Vítima de violência doméstica, a médica Sylvia Prata, que atua em Manhuaçu, pôs fim às agressões que sofria do seu ex-companheiro depois de denunciá-lo à Deam por meio da Frida. “A Frida foi um divisor de águas na minha vida”, disse, lembrando que foi muito bem atendida pelas polícias.
A escrivã de polícia, Ana Rosa Campos, criadora da Frida, celebrou os dois anos sem feminicídios, prevendo mais ações das polícias em 2022. “Enquanto no Brasil os índices de violência doméstica aumentaram, em razão da pandemia da COVID-19, Manhuaçu vive situação oposta à realidade nacional. Este marco demonstra que estamos no caminho certo e os desafios para 2022 são ainda maiores, e vamos multiplicar os dias sem ocorrência deste bárbaro crime, criando novas estratégias para o enfrentamento da violência doméstica."
O que é feminicídio?
Feminicídio é o nome dado ao assassinato de mulheres por causa do gênero. Ou seja, elas são mortas por serem do sexo feminino. O Brasil é um dos países em que mais se matam mulheres, segundo dados do Alto Comissariado das Nações Unidas para os Direitos Humanos.
A tipificação do crime de feminicídio é recente no Brasil. A Lei do Feminicídio (Lei 13.104) entrou em vigor em 9 de março de 2015.
Entretanto, o feminicídio é o nível mais alto da violência doméstica. É um crime de ódio, o desfecho trágico de um relacionamento abusivo.
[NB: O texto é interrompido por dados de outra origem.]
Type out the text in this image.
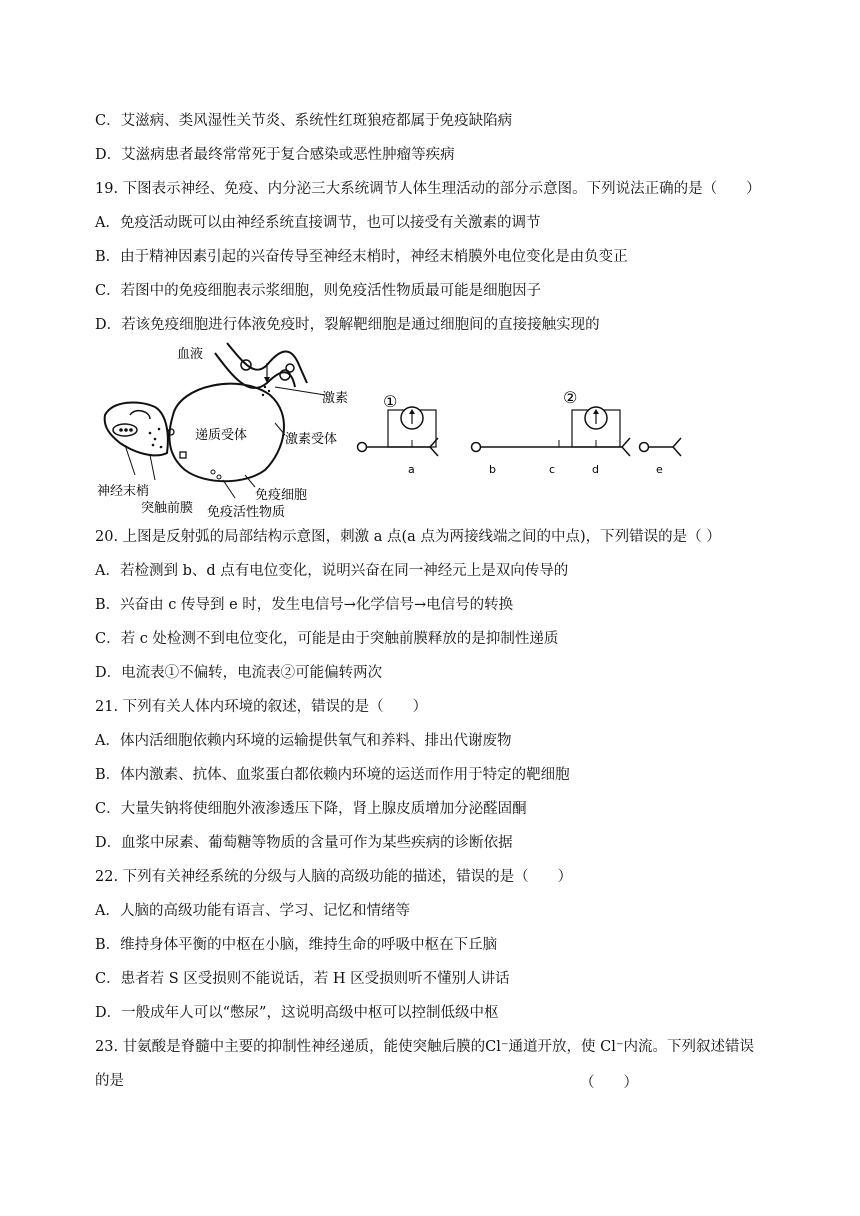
C．艾滋病、类风湿性关节炎、系统性红斑狼疮都属于免疫缺陷病
D．艾滋病患者最终常常死于复合感染或恶性肿瘤等疾病
19. 下图表示神经、免疫、内分泌三大系统调节人体生理活动的部分示意图。下列说法正确的是（　　）
A．免疫活动既可以由神经系统直接调节，也可以接受有关激素的调节
B．由于精神因素引起的兴奋传导至神经末梢时，神经末梢膜外电位变化是由负变正
C．若图中的免疫细胞表示浆细胞，则免疫活性物质最可能是细胞因子
D．若该免疫细胞进行体液免疫时，裂解靶细胞是通过细胞间的直接接触实现的
血液
激素
递质受体	激素受体
神经末梢
突触前膜
免疫细胞
免疫活性物质
①
a
②
b	c	d	e
20. 上图是反射弧的局部结构示意图，刺激 a 点(a 点为两接线端之间的中点)，下列错误的是（ ）
A．若检测到 b、d 点有电位变化，说明兴奋在同一神经元上是双向传导的
B．兴奋由 c 传导到 e 时，发生电信号→化学信号→电信号的转换
C．若 c 处检测不到电位变化，可能是由于突触前膜释放的是抑制性递质
D．电流表①不偏转，电流表②可能偏转两次
21. 下列有关人体内环境的叙述，错误的是（　　）
A．体内活细胞依赖内环境的运输提供氧气和养料、排出代谢废物
B．体内激素、抗体、血浆蛋白都依赖内环境的运送而作用于特定的靶细胞
C．大量失钠将使细胞外液渗透压下降，肾上腺皮质增加分泌醛固酮
D．血浆中尿素、葡萄糖等物质的含量可作为某些疾病的诊断依据
22. 下列有关神经系统的分级与人脑的高级功能的描述，错误的是（　　）
A．人脑的高级功能有语言、学习、记忆和情绪等
B．维持身体平衡的中枢在小脑，维持生命的呼吸中枢在下丘脑
C．患者若 S 区受损则不能说话，若 H 区受损则听不懂别人讲话
D．一般成年人可以“憋尿”，这说明高级中枢可以控制低级中枢
23. 甘氨酸是脊髓中主要的抑制性神经递质，能使突触后膜的Cl⁻通道开放，使 Cl⁻内流。下列叙述错误的是	（　　）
O que diz a Lei do Feminicídio?
Art. 121, parágrafo 2º, inciso VI
"Considera-se que há razões de condição de sexo feminino quando o crime envolve:
I - violência doméstica e familiar;
II - menosprezo ou discriminação à condição de mulher."
Qual a pena por feminicídio?
Segundo a 13.104, de 2015, "a pena do feminicídio é aumentada de 1/3 (um terço) até a metade se o crime for praticado durante a gestação ou nos 3 (três) meses posteriores ao parto; contra pessoa menor de 14 (catorze) anos, maior de 60 (sessenta) anos ou com deficiência; na presença de descendente ou de ascendente da vítima."
Como denunciar violência contra mulheres?
- Ligue 180 para ajudar vítimas de abusos.
- Em casos de emergência, ligue 190.